Is your environment being polluted or damaged by business activity? Are you or fellow community members facing health or social problems from a company’s environmental harms? The OECD Guidelines may help you fight for a cleaner, healthier environment.

What the OECD Guidelines say about the environment

The OECD Guidelines set strong standards for businesses to avoid and address their environmental harms and contribute to sustainable development. The Guidelines recognise that companies are often involved with environmental harms including climate change; biodiversity loss; degradation of land, marine, and freshwater ecosystems; deforestation; air, water, and soil pollution; and mismanagement of waste, including hazardous substances. The Guidelines expect companies to address such impacts. You can use the OECD Guidelines to demand that companies:

  • Have an environmental plan involving risk-based due diligence to address all environmental impacts of their operations, products, and services.
  • Identify and assess harmful environmental impacts, preparing environmental impact assessments where harms may be significant.
  • Set science-based targets and strategies to resolve or reduce environmental impacts, including on climate change, and regularly verify their effectiveness.
  • Engage meaningfully with affected people, including by providing communities and workers with timely and accurate information on harms and progress in addressing harms.
  • Remediate environmental and related human harms or encourage their remediation, depending on the company’s responsibility for the harms.
  • Continually improve environmental performance by adopting better technologies and producing more circular, eco-friendly products.

Tip

The Guidelines define adverse environmental impacts as “significant changes” in the environment or biota that have harmful effects. Civil society should explain how the harm they face is significant (for example, because of its likelihood and its broad scale, wide scope, or irreversible character). If a company argues the harm is necessary to meet a (non-environmental) national priority like energy production, civil society should remind the company or complaints body that the company still needs to meet its responsibility to avoid and reduce the harm, implement best technologies, and continually improve environmental performance.

Read the text

  • Chapter VI (Environment): chapeau and paragraphs; all commentaries

Additional important information

What are the OECD Guidelines?

The OECD Guidelines for Multinational Enterprises on Responsible Business Conduct (OECD Guidelines) are recommendations from governments to companies on how to act responsibly. The OECD Guidelines set non-binding standards for responsible business conduct across a range of issues important to communities, such as human rights, workers rights, and the environment, and also cover issues such as corruption and taxation.

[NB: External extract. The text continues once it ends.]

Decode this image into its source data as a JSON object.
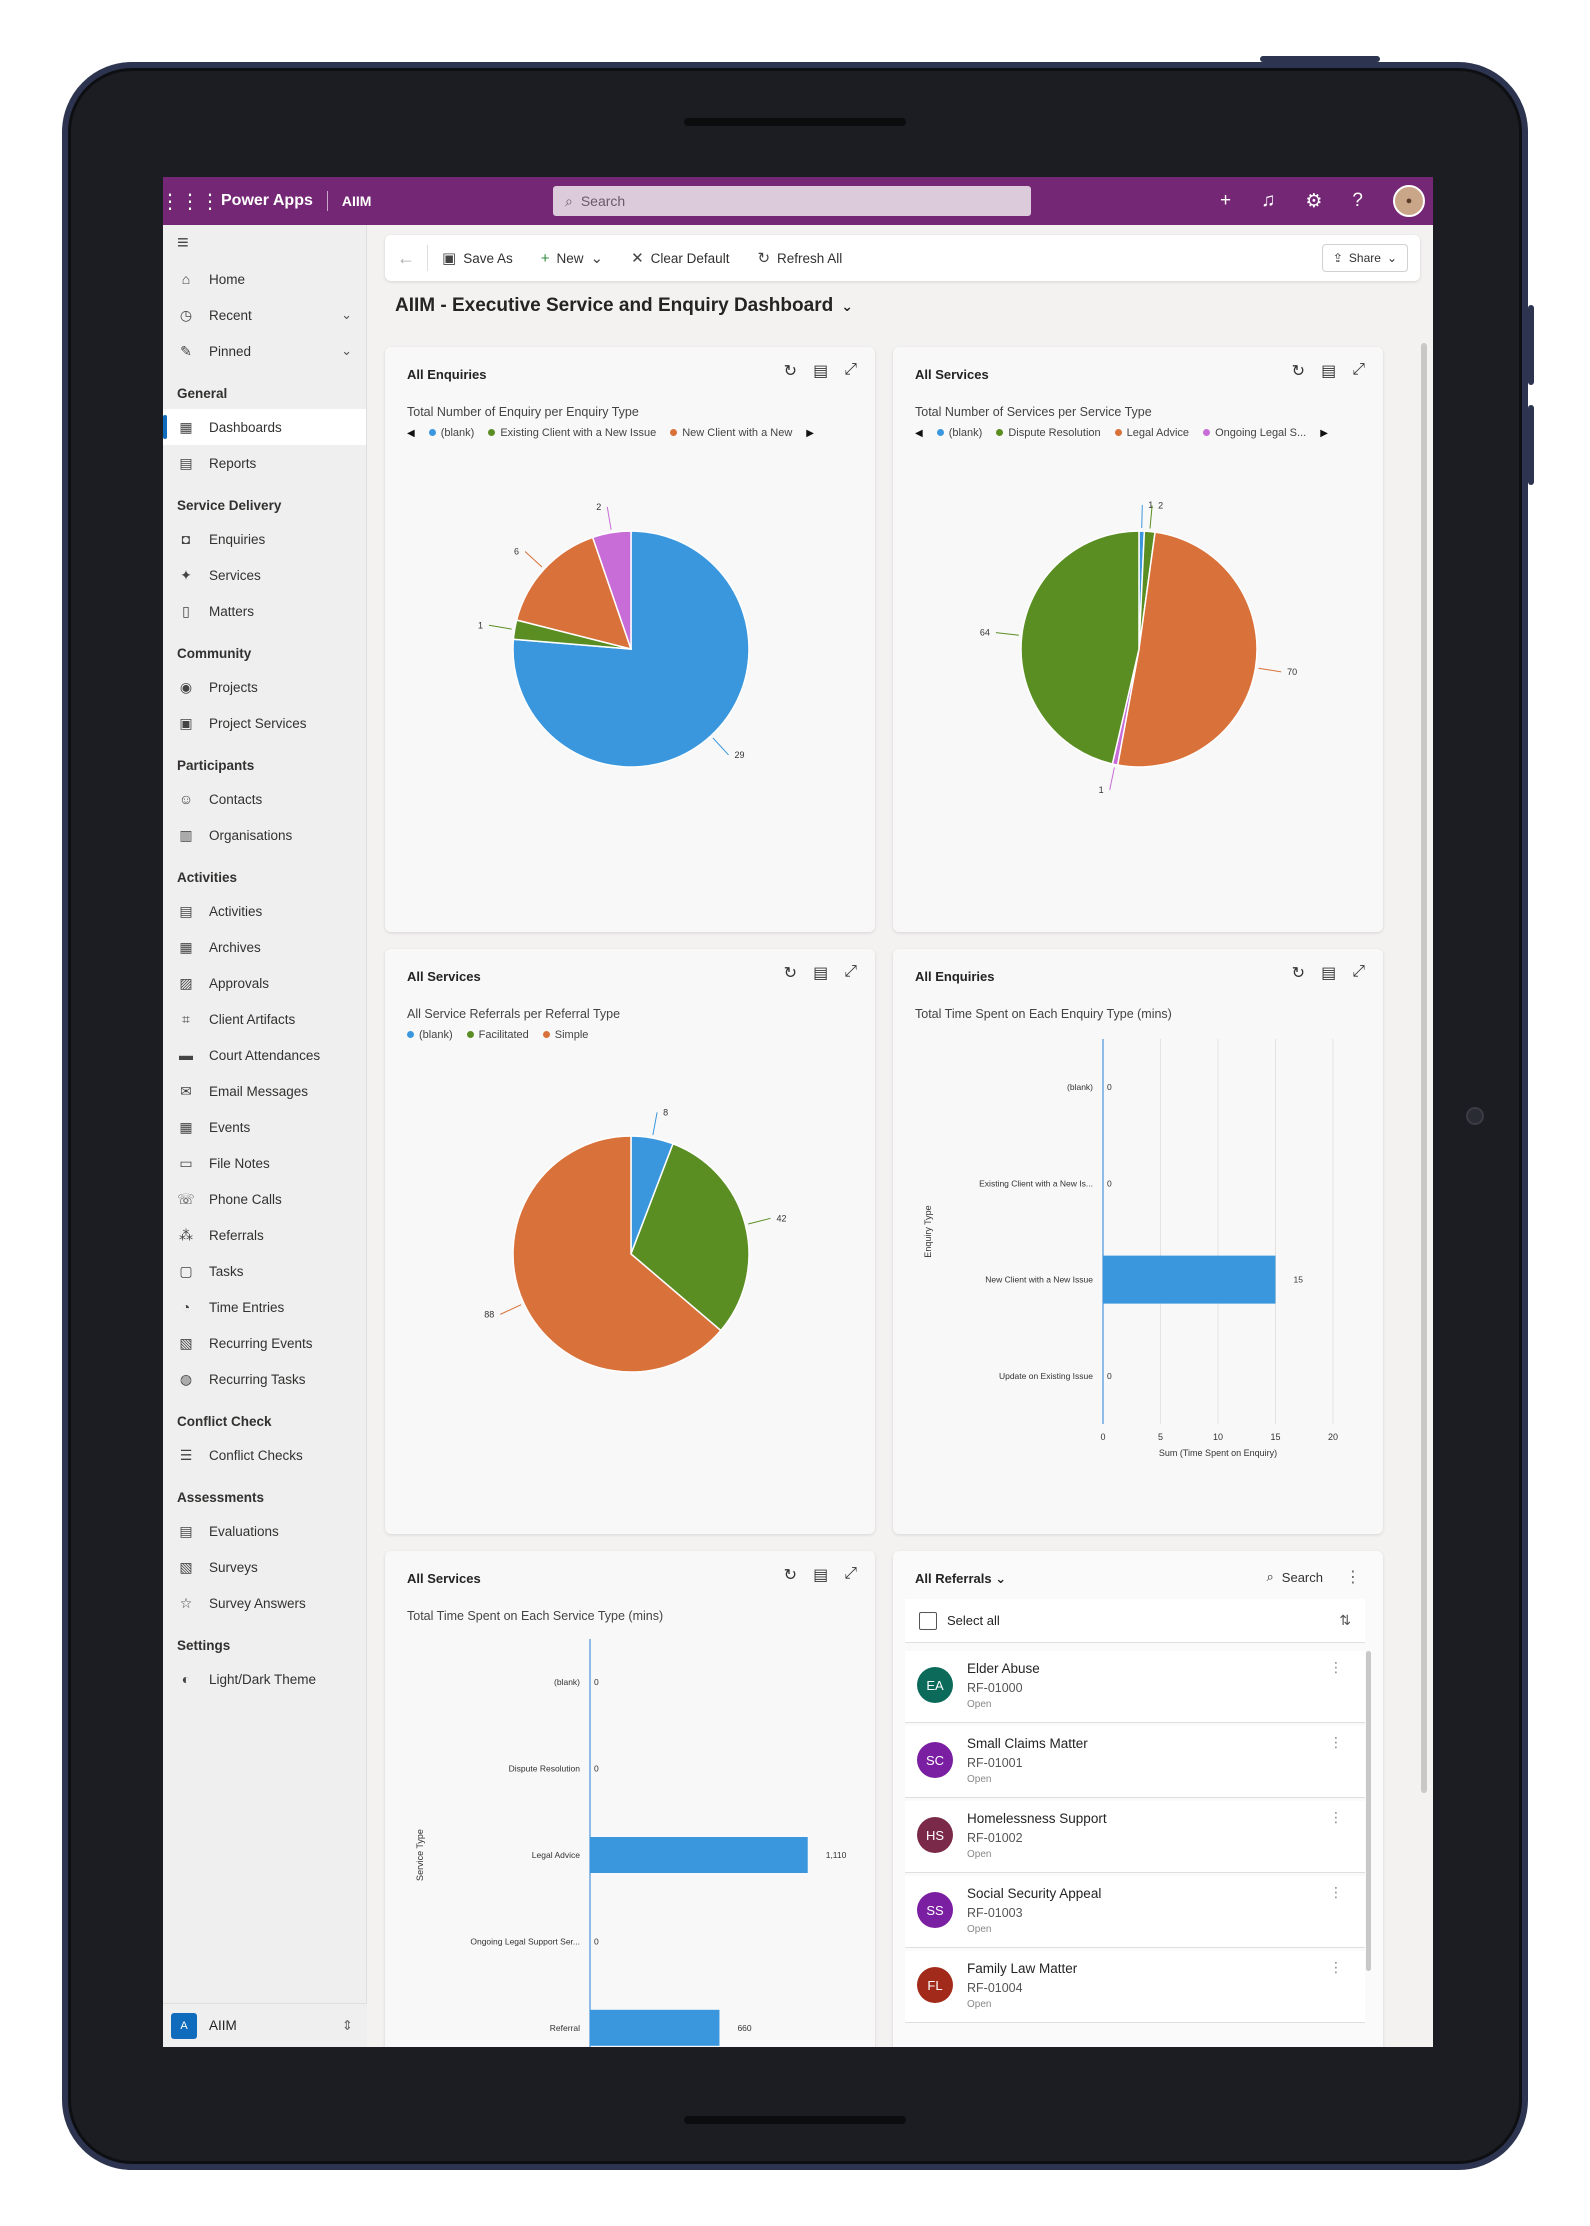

Governments that follow the OECD Guidelines must establish a non-judicial complaints body called a National Contact Point for Responsible Business Conduct to promote the Guidelines and handle complaints about harmful business activity. The Guidelines set good standards for all companies, but complaints can only be filed against two types of companies operating across borders:

  1. multinational enterprises headquartered in a country that follows the OECD Guidelines, or
  2. multinational enterprises operating in a country that follows the OECD Guidelines.

How can you use the OECD Guidelines?

Civil society can use the Guidelines to:

  • Raise community awareness about company standards.
  • Talk to companies to demand better conduct.
  • File complaints when companies fall below the standards.
  • Advocate for strong laws and policies on corporate responsibility.